The Business Interruption Grant (BIG) program is a $636 million program that provides economic relief for small businesses hit hardest by COVID-19. Funding may be used to help businesses with working capital expenses, including payroll costs, rent, utilities, and other operational costs.

DCEO is accepting applications to disperse over $200 million in funds for the grant program. For this round, nearly all businesses and non-profits with an annual revenue under $20 million are eligible to apply.

Particular consideration will be given to businesses downstate, in disproportionately impacted areas (DIAs), and for heavily impacted industry and regions – representing businesses that have been unable to reopen or operating at a severely diminished capacity since the spring.  

More information on grant funding can be found here.

Earlier this year, DCEO directed $49 million in funding to businesses that were heavily restricted or completely shut down during the pandemic and are located in DIAs. In that wave, more than 2,800 businesses received funding relief. Click here to see the full list of grant recipients. 

High school seniors: Apply for conservation scholarships!

Applications from high school seniors are now being accepted by the Illinois Conservation Foundation (ICF) for the 2021 Conservation Achievement Scholarship program.

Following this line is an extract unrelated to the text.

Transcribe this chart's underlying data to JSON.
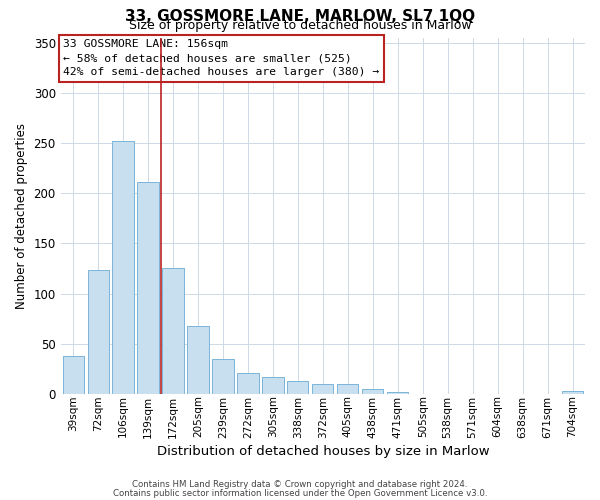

The ICF awards the annual Conservation Achievement Scholarships to encourage the next generation of leaders to preserve and enhance a sustainable outdoor environment.

The deadline to apply for the 2021 Conservation Achievement Scholarship is March 1, 2021.

Up to four one-time scholarships of $2,000 are given to outstanding high school seniors in Illinois who have demonstrated effective, voluntary and long-term dedication to the preservation, protection, enhancement and/or promotion of Illinois’ natural resources.

Applicants must be Illinois residents and a senior in an Illinois high school during the year of the scholarship award. One of the scholarships is earmarked for a qualified applicant who is a dependent of a current employee of the Illinois Department of Natural Resources.